What I learned from my mother is that you have to do it right, make it perfect, but that – for my mother – it is never right and it’s not perfect enough. What I learned from my mother is that you have to do it yourself if you want it done right; that the world is messy and you should try to keep it neat; that life is amazing and hurts like hell.
What I learned from my mother is the story of our family, though the story is not always clear or complete, and the timing of events not always accurate. What I learned from my mother is that she and my father were married in 1956, my older brother born two years later, and then, in 1962 my twin brother and I arrived – two months early – and that we nearly died, our lungs not fully developed, our little bodies so…little. What I learned from my mother is the sad story of our family: my twin brother’s death in the spring of 1963, Uncle Charlie’s inoperable brain tumor, Uncle Joe’s sudden, fatal heart attack, and Granny’s fall down the dark, unfinished staircase in the auto shop, leaving her paralyzed from the neck down, destined to live out the rest of her days in pain and despair in the old, brick infirmary – while her family – our family - slowly unraveled.

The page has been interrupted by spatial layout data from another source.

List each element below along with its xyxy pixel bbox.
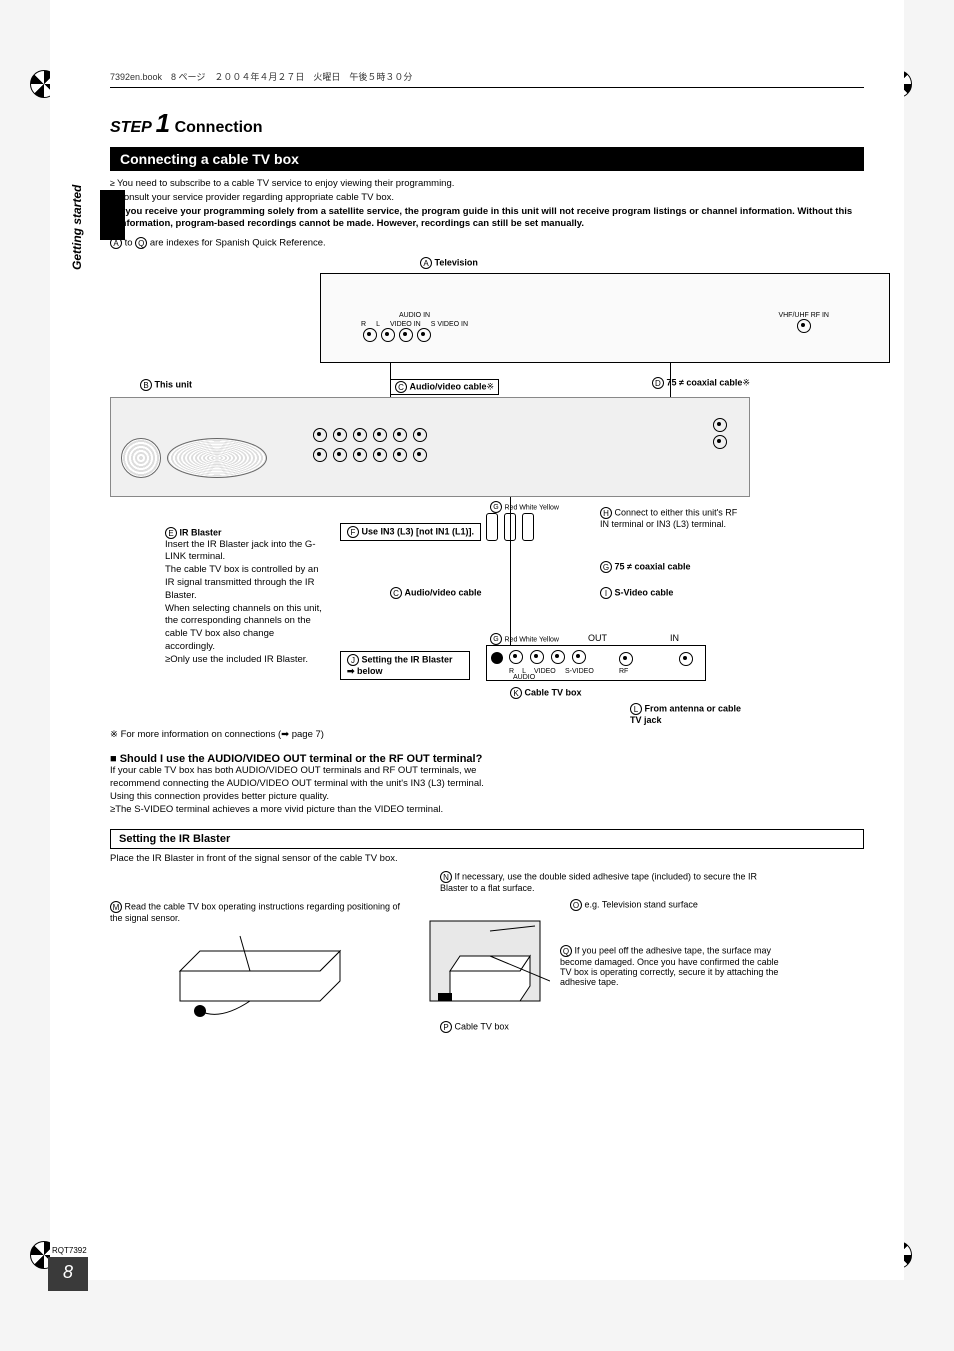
label-c2: C Audio/video cable [390,587,482,599]
tv-ports: AUDIO IN RLVIDEO INS VIDEO IN [361,312,468,345]
label-m: M Read the cable TV box operating instru… [110,901,410,923]
terminal-question: ■ Should I use the AUDIO/VIDEO OUT termi… [110,753,490,816]
in-label: IN [670,633,679,643]
bottom-diagrams: M Read the cable TV box operating instru… [110,871,864,1061]
bullet-item: Consult your service provider regarding … [110,191,864,205]
label-j: J Setting the IR Blaster➡ below [340,651,470,680]
section-bar: Connecting a cable TV box [110,147,864,171]
page-number: 8 [48,1257,88,1287]
label-p: P Cable TV box [440,1021,509,1033]
label-q: Q If you peel off the adhesive tape, the… [560,945,780,987]
label-o: O e.g. Television stand surface [570,899,698,911]
connection-diagram: A Television AUDIO IN RLVIDEO INS VIDEO … [110,257,864,727]
label-i: I S-Video cable [600,587,673,599]
sidebar-label: Getting started [70,185,84,270]
label-b: B This unit [140,379,192,391]
tv-rf-port: VHF/UHF RF IN [778,312,829,336]
step-title: STEP 1 Connection [110,108,864,139]
footnote: ※ For more information on connections (➡… [110,729,864,742]
q-body1: If your cable TV box has both AUDIO/VIDE… [110,765,490,803]
ir-section-title: Setting the IR Blaster [110,829,864,849]
step-suffix: Connection [175,119,263,136]
label-k: K Cable TV box [510,687,582,699]
label-f: F Use IN3 (L3) [not IN1 (L1)]. [340,523,481,541]
page-number-box: 8 [48,1257,88,1291]
index-note: A to Q are indexes for Spanish Quick Ref… [110,237,864,250]
bullet-list: You need to subscribe to a cable TV serv… [110,177,864,231]
circle-q: Q [135,237,147,249]
step-prefix: STEP [110,119,151,136]
bullet-item: You need to subscribe to a cable TV serv… [110,177,864,191]
step-number: 1 [156,108,170,138]
out-label: OUT [588,633,607,643]
label-h: H Connect to either this unit's RF IN te… [600,507,740,529]
ir-place: Place the IR Blaster in front of the sig… [110,853,470,866]
publication-code: RQT7392 [52,1246,87,1255]
label-n: N If necessary, use the double sided adh… [440,871,760,893]
box-svg [160,931,360,1021]
q-title: ■ Should I use the AUDIO/VIDEO OUT termi… [110,753,490,765]
label-rwy2: G Red White Yellow [490,633,559,645]
label-g: G 75 ≠ coaxial cable [600,561,691,573]
label-d: D 75 ≠ coaxial cable※ [630,377,750,389]
label-a: A Television [420,257,478,269]
main-unit-panel [110,397,750,497]
page: 7392en.book 8 ページ ２００４年４月２７日 火曜日 午後５時３０分… [50,0,904,1280]
header-watermark: 7392en.book 8 ページ ２００４年４月２７日 火曜日 午後５時３０分 [110,70,864,83]
sidebar-tab [100,190,125,240]
cable-box-drawing-left [160,931,360,1001]
label-l: L From antenna or cable TV jack [630,703,750,725]
q-body2: ≥The S-VIDEO terminal achieves a more vi… [110,804,490,817]
unit-left-ports [121,438,267,478]
label-rwy1: G Red White Yellow [490,501,559,513]
label-e: E IR Blaster Insert the IR Blaster jack … [165,527,325,667]
header-rule [110,87,864,88]
label-c: C Audio/video cable※ [390,379,499,395]
tv-rear-panel: AUDIO IN RLVIDEO INS VIDEO IN VHF/UHF RF… [320,273,890,363]
cable-tv-box-panel: RLVIDEO AUDIO S-VIDEO RF [486,645,706,681]
unit-right-ports [711,418,729,452]
bullet-item: If you receive your programming solely f… [110,205,864,232]
unit-mid-ports [311,428,429,462]
tv-stand-drawing [420,901,550,1011]
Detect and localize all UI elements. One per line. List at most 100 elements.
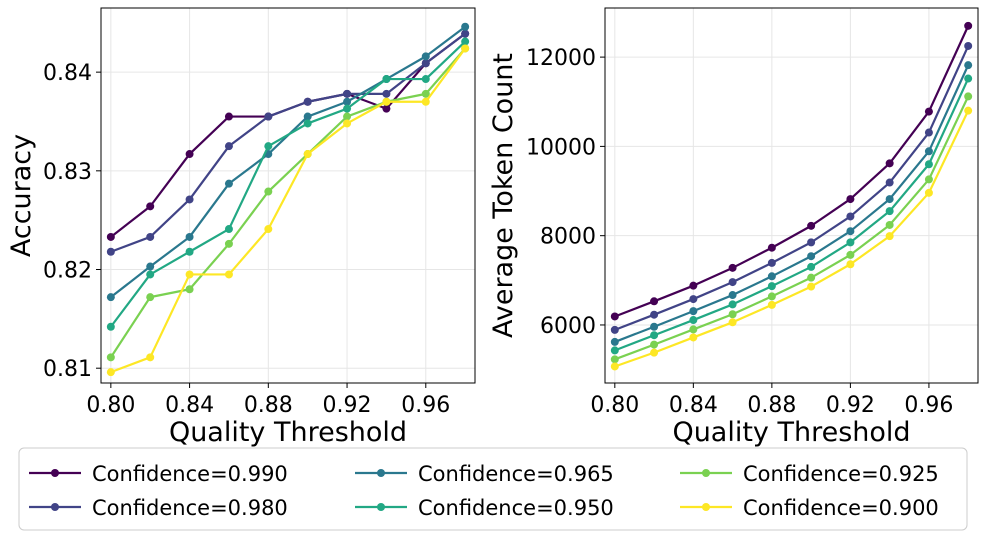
data-point: [343, 104, 352, 113]
data-point: [185, 232, 194, 241]
data-point: [807, 238, 816, 247]
data-point: [964, 21, 973, 30]
data-point: [924, 107, 933, 116]
data-point: [728, 300, 737, 309]
data-point: [924, 188, 933, 197]
data-point: [885, 232, 894, 241]
data-point: [650, 310, 659, 319]
series-line: [614, 64, 970, 343]
legend-swatch-marker: [377, 469, 385, 477]
series-line: [614, 25, 970, 318]
data-point: [106, 247, 115, 256]
series: [106, 44, 470, 377]
series-line: [614, 110, 970, 368]
y-axis-label: Average Token Count: [488, 53, 519, 338]
data-point: [461, 44, 470, 53]
data-point: [767, 292, 776, 301]
data-point: [461, 22, 470, 31]
legend-label: Confidence=0.990: [92, 462, 288, 486]
data-point: [689, 281, 698, 290]
data-point: [689, 325, 698, 334]
legend-item: Confidence=0.925: [680, 462, 939, 486]
data-point: [650, 297, 659, 306]
data-point: [224, 179, 233, 188]
data-point: [650, 331, 659, 340]
data-point: [146, 262, 155, 271]
legend-label: Confidence=0.950: [418, 496, 614, 520]
data-point: [343, 89, 352, 98]
legend-swatch-marker: [702, 503, 710, 511]
data-point: [885, 220, 894, 229]
data-point: [343, 112, 352, 121]
series: [610, 74, 973, 355]
legend-item: Confidence=0.950: [355, 496, 614, 520]
data-point: [343, 97, 352, 106]
data-point: [146, 270, 155, 279]
data-point: [807, 262, 816, 271]
data-point: [303, 97, 312, 106]
y-tick-label: 0.83: [43, 160, 92, 185]
data-point: [807, 221, 816, 230]
data-point: [303, 119, 312, 128]
series-line: [614, 78, 970, 352]
data-point: [610, 325, 619, 334]
data-point: [610, 355, 619, 364]
data-point: [964, 106, 973, 115]
series-line: [614, 45, 970, 331]
data-point: [610, 346, 619, 355]
data-point: [461, 37, 470, 46]
legend-label: Confidence=0.900: [743, 496, 939, 520]
data-point: [224, 112, 233, 121]
data-point: [421, 97, 430, 106]
data-point: [610, 337, 619, 346]
x-axis-label: Quality Threshold: [169, 417, 407, 448]
data-point: [846, 238, 855, 247]
data-point: [461, 29, 470, 38]
data-point: [382, 75, 391, 84]
x-axis-label: Quality Threshold: [672, 417, 910, 448]
data-point: [807, 273, 816, 282]
data-point: [885, 159, 894, 168]
data-point: [421, 75, 430, 84]
data-point: [185, 270, 194, 279]
data-point: [146, 202, 155, 211]
x-tick-label: 0.80: [86, 393, 135, 418]
data-point: [924, 147, 933, 156]
legend-label: Confidence=0.965: [418, 462, 614, 486]
legend-label: Confidence=0.980: [92, 496, 288, 520]
legend-item: Confidence=0.900: [680, 496, 939, 520]
data-point: [610, 362, 619, 371]
data-point: [964, 92, 973, 101]
data-point: [264, 225, 273, 234]
gridlines: [605, 8, 978, 383]
legend-swatch-marker: [51, 503, 59, 511]
data-point: [689, 333, 698, 342]
data-point: [146, 353, 155, 362]
series: [610, 41, 973, 334]
data-point: [185, 247, 194, 256]
y-tick-label: 10000: [526, 135, 596, 160]
data-point: [106, 353, 115, 362]
data-point: [650, 322, 659, 331]
data-point: [303, 112, 312, 121]
data-point: [650, 348, 659, 357]
data-point: [610, 312, 619, 321]
data-point: [264, 112, 273, 121]
data-point: [343, 119, 352, 128]
x-tick-label: 0.96: [401, 393, 450, 418]
data-point: [885, 178, 894, 187]
data-point: [767, 243, 776, 252]
gridlines: [101, 8, 475, 383]
series: [610, 92, 973, 364]
y-tick-label: 12000: [526, 46, 596, 71]
x-tick-label: 0.84: [669, 393, 718, 418]
x-tick-label: 0.92: [323, 393, 372, 418]
data-point: [728, 310, 737, 319]
series-line: [110, 32, 466, 253]
series-line: [109, 47, 466, 358]
data-point: [924, 160, 933, 169]
series-line: [614, 95, 970, 361]
data-point: [964, 61, 973, 70]
series: [106, 22, 470, 302]
series: [610, 61, 973, 346]
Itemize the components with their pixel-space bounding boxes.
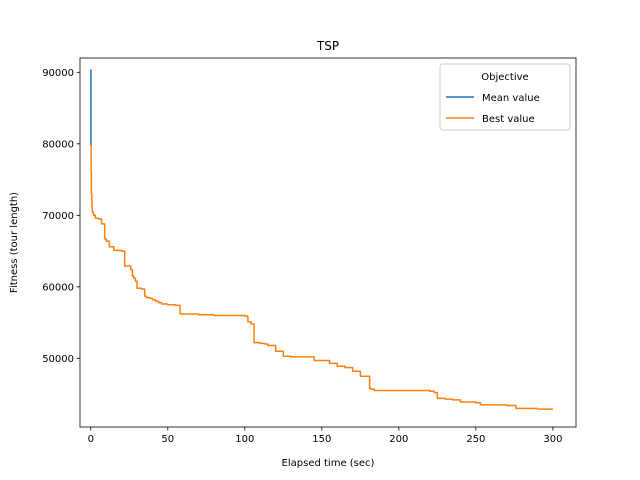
- legend-title: Objective: [481, 72, 528, 83]
- plot-area: [79, 57, 577, 428]
- y-tick-label: 70000: [42, 211, 74, 222]
- chart-title: TSP: [316, 39, 339, 53]
- x-axis-label: Elapsed time (sec): [282, 458, 375, 469]
- x-axis-ticks: 0 50 100 150 200 250 300: [88, 427, 562, 445]
- y-tick-label: 60000: [42, 282, 74, 293]
- series-line-best-value: [90, 144, 553, 410]
- x-tick-label: 100: [235, 434, 254, 445]
- y-axis-ticks: 50000 60000 70000 80000 90000: [42, 68, 80, 365]
- legend-label-best-value: Best value: [482, 114, 535, 125]
- y-tick-label: 80000: [42, 139, 74, 150]
- x-tick-label: 150: [312, 434, 331, 445]
- y-tick-label: 50000: [42, 354, 74, 365]
- y-axis-label: Fitness (tour length): [9, 192, 20, 293]
- x-tick-label: 300: [543, 434, 562, 445]
- y-tick-label: 90000: [42, 68, 74, 79]
- x-tick-label: 50: [161, 434, 174, 445]
- legend-box: [439, 63, 571, 131]
- axes-frame: [79, 57, 577, 428]
- legend: Objective Mean value Best value: [439, 63, 571, 131]
- x-tick-label: 0: [88, 434, 94, 445]
- legend-entries: Mean value Best value: [446, 93, 540, 125]
- x-tick-label: 250: [466, 434, 485, 445]
- legend-label-mean-value: Mean value: [482, 93, 540, 104]
- x-tick-label: 200: [389, 434, 408, 445]
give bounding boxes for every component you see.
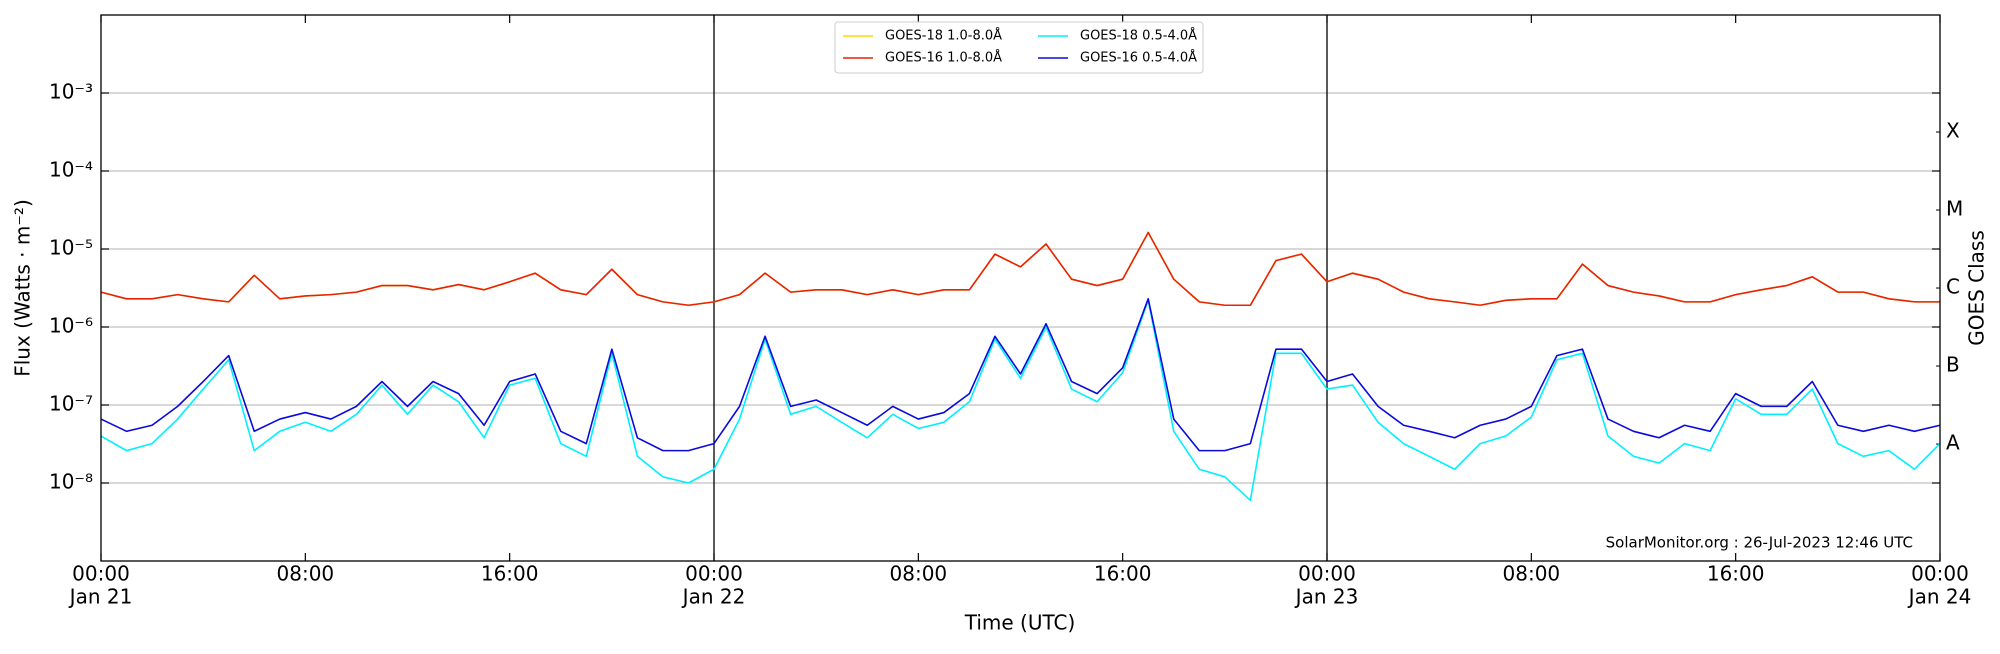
legend-label: GOES-18 0.5-4.0Å [1080, 28, 1197, 44]
plot-frame [100, 14, 1941, 562]
legend-label: GOES-18 1.0-8.0Å [885, 28, 1002, 44]
x-tick-label: 16:00 [1707, 562, 1765, 586]
x-tick-label: 08:00 [1503, 562, 1561, 586]
y-tick-label: 10⁻³ [49, 80, 93, 104]
legend-label: GOES-16 0.5-4.0Å [1080, 50, 1197, 66]
y-tick-label: 10⁻⁵ [49, 236, 93, 260]
y2-tick-label: B [1946, 353, 1960, 377]
annotation: SolarMonitor.org : 26-Jul-2023 12:46 UTC [1606, 534, 1913, 552]
x-tick-label: 16:00 [481, 562, 539, 586]
x-tick-date: Jan 23 [1294, 585, 1359, 609]
x-tick-label: 16:00 [1094, 562, 1152, 586]
x-tick-date: Jan 24 [1907, 585, 1972, 609]
y-tick-label: 10⁻⁶ [49, 314, 93, 338]
y-axis-label: Flux (Watts · m⁻²) [11, 199, 35, 377]
x-tick-label: 08:00 [277, 562, 335, 586]
x-tick-label: 00:00 [72, 562, 130, 586]
series-line [100, 299, 1941, 502]
y2-tick-label: M [1946, 197, 1963, 221]
x-tick-date: Jan 21 [68, 585, 133, 609]
x-tick-label: 00:00 [1298, 562, 1356, 586]
y-tick-label: 10⁻⁸ [49, 470, 93, 494]
y-tick-label: 10⁻⁴ [49, 158, 93, 182]
series-line [100, 297, 1941, 452]
y2-tick-label: C [1946, 275, 1960, 299]
x-tick-label: 00:00 [685, 562, 743, 586]
x-tick-date: Jan 22 [681, 585, 746, 609]
y2-tick-label: X [1946, 119, 1960, 143]
x-tick-label: 00:00 [1911, 562, 1969, 586]
y-tick-label: 10⁻⁷ [49, 392, 93, 416]
x-axis-label: Time (UTC) [964, 611, 1076, 635]
series-line [100, 231, 1940, 307]
x-tick-label: 08:00 [890, 562, 948, 586]
legend-label: GOES-16 1.0-8.0Å [885, 50, 1002, 66]
y2-axis-label: GOES Class [1965, 230, 1989, 346]
legend-box [834, 21, 1204, 74]
y2-tick-label: A [1946, 431, 1960, 455]
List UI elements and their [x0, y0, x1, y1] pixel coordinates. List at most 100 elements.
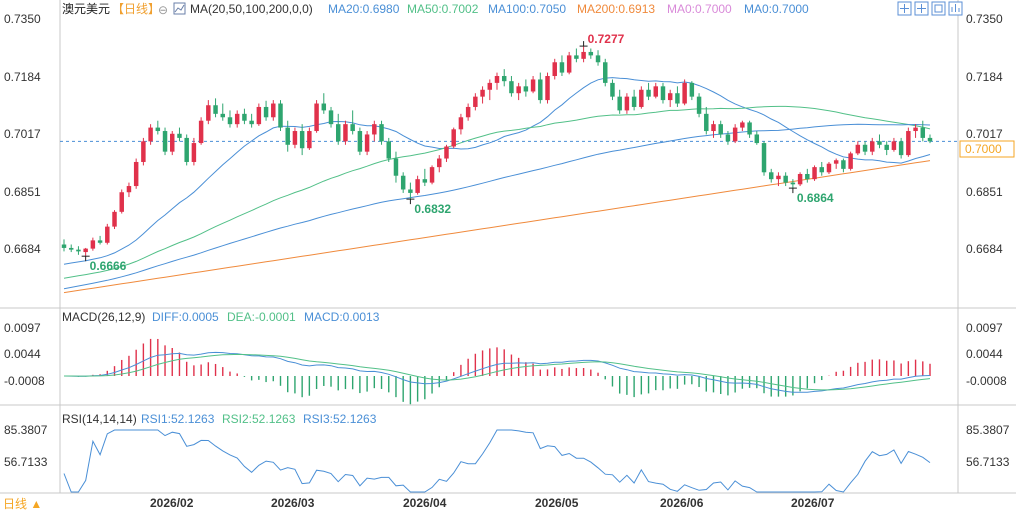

What I learned from my mother is how to keep living, even when life is breaking your heart. I learned that you have to depend on yourself, and your devoted daughter, if you’re lucky enough to have one, or a true friend, if you can find one. And if you do find one, try your best to keep that friend forever, even if you know forever is just a fantasy. What I learned from my mother is that you just keep going, no matter what. You keep working, you keep fighting, you keep dancing, you keep crying, and still, you keep laughing. What I learned from my mother is that life is beautiful, and life is pain, until life is beautiful again. Just keep walking.
Georgine Balassone lives in Santa Cruz, California, makes a living as a bookseller and a bartender, and loves her mother very much.